Un reportage de Bertrand Duboux et Michel Heiniger Image Jean-Pierre Jordan : Son Aldo Rossi : Montage : Patrick Guignet

L'abus de sport nuit gravement à la santé

L'émission du 18 avril 2002

Le sport de compétition provoque des dégâts irréversibles. On ne compte plus les athlètes de haut niveau qui terminent leur carrière avec des hanches en plastique, des dérèglements hormonaux et de violentes attaques d'arthrose. Les stars du sport payent cher leur gloire éphémère. La pression des sponsors, des médias et du public les incite à dépasser des limites qu'ils ne devraient jamais franchir.

Le sport c'est la santé. Mais les athlètes de haut niveau, jetés en pâture comme modèles pour le sportif du dimanche, font mentir cet adage. Fauchés en pleine gloire par des blessures irréversibles, atteints d'arthrose et souffrant le martyre parfois dès 30 ans, ils paient un lourd tribu à la course aux médailles et au sport spectacle.

Le sport professionnel a évolué sans tenir compte de la santé des sportifs. Les champions d'hier ont aujourd'hui l'impression d'avoir été traités comme des cobayes, ainsi que le soulignent les témoignages réunis par Bertrand Duboux et Michel Heiniger. Des entraînements intensifs, des retours trop rapides à la compétition après une blessure, autant de facteurs qui ne tiennent pas compte des besoins et des limites de l'organisme. A travers trois angles principaux, le sport et l'enfant, les fragilités spécifiquement féminines dans le sport à haut niveau et enfin les conséquences de l'évolution du matériel, Temps présent éclaire le revers de la médaille et donne la parole à d'anciens sportifs qui ne cachent pas leur amertume. L'entraînement intensif des futurs champions commence de plus en plus tôt et peut conduire à d'innombrables problèmes de croissance. Trente heures d'entraînement par semaine pour arriver au plus haut niveau à 15 ans, c'est le lot des gymnastes féminines. Chez les jeunes filles, mais aussi chez les femmes ayant terminé leur croissance, la préparation physique poussée entraîne des dérèglement hormonaux, avec aménorrhée, anorexie et ostéoporose. Les conséquences sont dramatiques, comme en témoigne notamment Jeanne-Marie Pipoz, spécialiste de demi-fond, qui porte depuis l'âge de 26 ans une hanche artificielle, suite à une fracture du col du fémur. Par ailleurs, chaque mois au cours du cycle naturel féminin, la résistance de certains tissus diminue, et s'ils sont alors excessivement sollicités, l'accident menace. Anita Proti en a fait la triste expérience avec trois ruptures successives du tendon d'Achille qui l'ont obligée à interrompre sa carrière avant 30 ans.
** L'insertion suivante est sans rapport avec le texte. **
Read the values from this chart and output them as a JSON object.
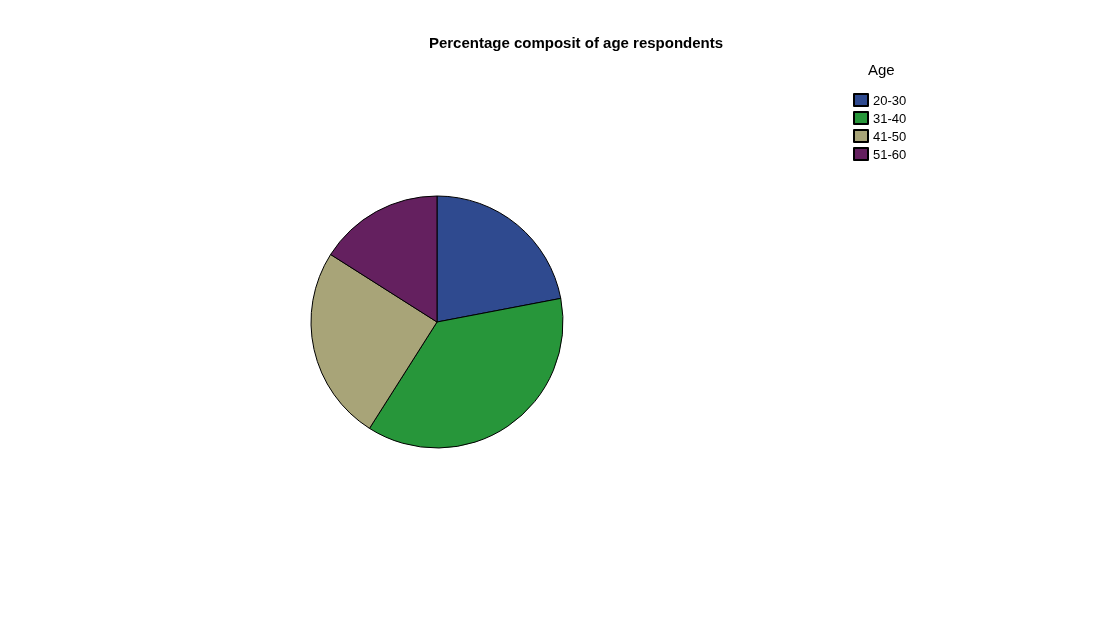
{
  "chart_data": {
    "type": "pie",
    "title": "Percentage composit of age respondents",
    "legend_title": "Age",
    "categories": [
      "20-30",
      "31-40",
      "41-50",
      "51-60"
    ],
    "values": [
      22,
      37,
      25,
      16
    ],
    "colors": [
      "#2f4a8f",
      "#27963a",
      "#a8a478",
      "#64205f"
    ],
    "legend": "top right"
  }
}
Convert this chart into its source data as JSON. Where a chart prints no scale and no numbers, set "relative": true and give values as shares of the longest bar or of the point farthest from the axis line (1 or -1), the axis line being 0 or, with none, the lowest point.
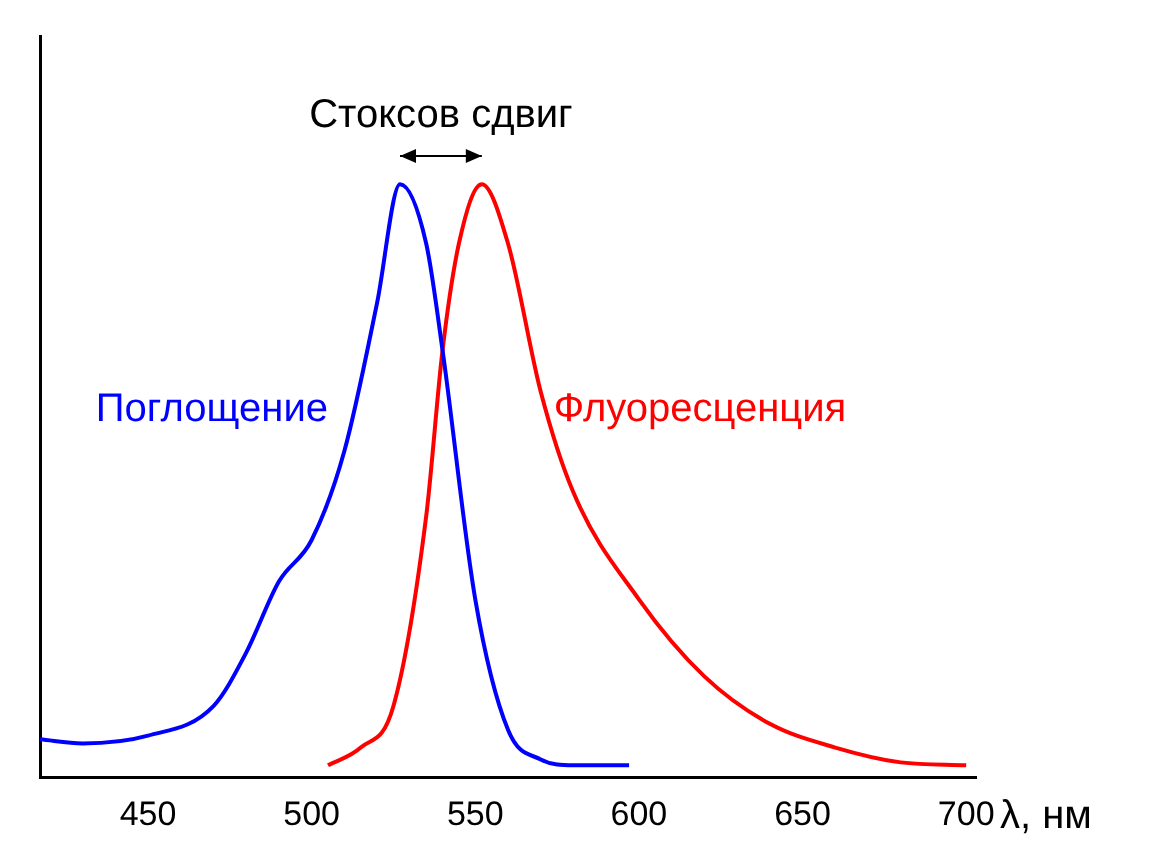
{
  "chart_data": {
    "type": "line",
    "relative": true,
    "xlabel": "λ, нм",
    "xlim": [
      417,
      703
    ],
    "xticks": [
      450,
      500,
      550,
      600,
      650,
      700
    ],
    "annotations": [
      "Стоксов сдвиг"
    ],
    "grid": false,
    "legend": false,
    "marker": "none",
    "line_style": "solid",
    "series": [
      {
        "name": "Поглощение",
        "color": "#0000ff",
        "x": [
          417,
          430,
          450,
          470,
          480,
          490,
          500,
          510,
          520,
          527,
          535,
          540,
          550,
          560,
          570,
          580,
          597
        ],
        "values": [
          0.064,
          0.057,
          0.07,
          0.12,
          0.21,
          0.33,
          0.4,
          0.55,
          0.8,
          1,
          0.9,
          0.72,
          0.3,
          0.08,
          0.03,
          0.02,
          0.02
        ]
      },
      {
        "name": "Флуоресценция",
        "color": "#ff0000",
        "x": [
          505,
          515,
          525,
          535,
          540,
          545,
          552,
          560,
          570,
          580,
          600,
          620,
          640,
          660,
          680,
          700
        ],
        "values": [
          0.02,
          0.05,
          0.12,
          0.44,
          0.72,
          0.9,
          1,
          0.9,
          0.65,
          0.48,
          0.3,
          0.17,
          0.09,
          0.05,
          0.025,
          0.02
        ]
      }
    ]
  }
}
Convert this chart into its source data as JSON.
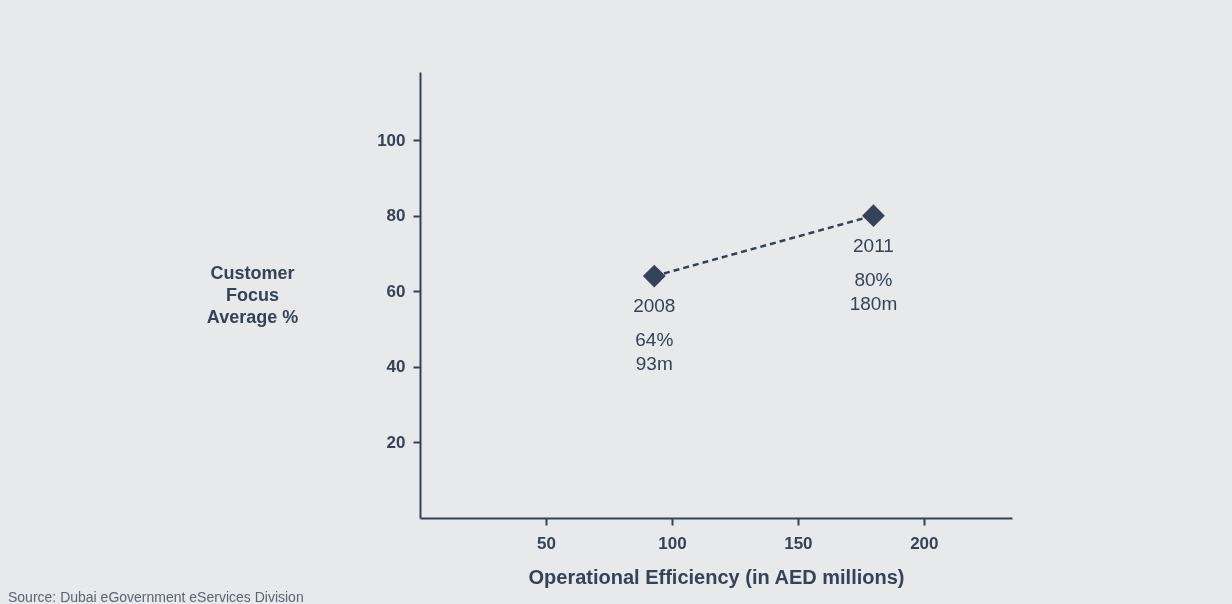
{
  "chart_data": {
    "type": "line",
    "xlabel": "Operational Efficiency (in AED millions)",
    "ylabel": "Customer Focus Average %",
    "series": [
      {
        "color": "#34435a",
        "x": [
          93,
          180
        ],
        "values": [
          64,
          80
        ]
      }
    ],
    "xlim": [
      0,
      235
    ],
    "ylim": [
      0,
      118
    ],
    "xticks": [
      50,
      100,
      150,
      200
    ],
    "yticks": [
      20,
      40,
      60,
      80,
      100
    ],
    "marker": "diamond",
    "line_style": "dashed",
    "annotations": [
      {
        "text": "2008",
        "x": 93,
        "y": 64
      },
      "64%",
      "93m",
      {
        "text": "2011",
        "x": 180,
        "y": 80
      },
      "80%",
      "180m",
      "Source: Dubai eGovernment eServices Division"
    ]
  }
}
Le matériel des sportifs a lui aussi évolué. De la chaussure aux skis, en passant par les surfaces des courts de tennis ou des pistes d'athlétisme, tout est conçu pour améliorer les performances, mais sans tenir compte de la santé des athlètes. Depuis l'introduction du ski taillé, le « carving », par exemple, c'est une véritable hécatombe. On ne compte plus les blessures au genou. Les deux tiers de l'équipe féminine de ski suisse ont été opérées au niveau du ligament croisé antérieur, une blessure rarissime en ski il y a encore 20 ans.
Hockeyeurs, footballeurs, skieurs, coureurs, gymnastes, tous sont touchés et paient dans leur corps les effets désastreux de la course aux records et aux médailles. Médecins et sportifs - on entendra notamment les footballeurs Umberto Barberis et Eric Burgener, qui portent aujourd'hui une hanche en plastique, les hockeyeurs Jean-Charles Rotzeter et Slava Bykov - tirent aujourd'hui un bien triste bilan. Ce qui fait dire à Jacques Personne, ancien entraîneur sportif, enseignant et chercheur à l'INSEP, qu'un cheval de course valant des millions est aujourd'hui bien mieux entouré et surveillé qu'un jeune athlète.... Il est par ailleurs l'auteur d'un livre paru en 1987, intitulé « Aucune médaille ne vaut la santé d'un enfant ».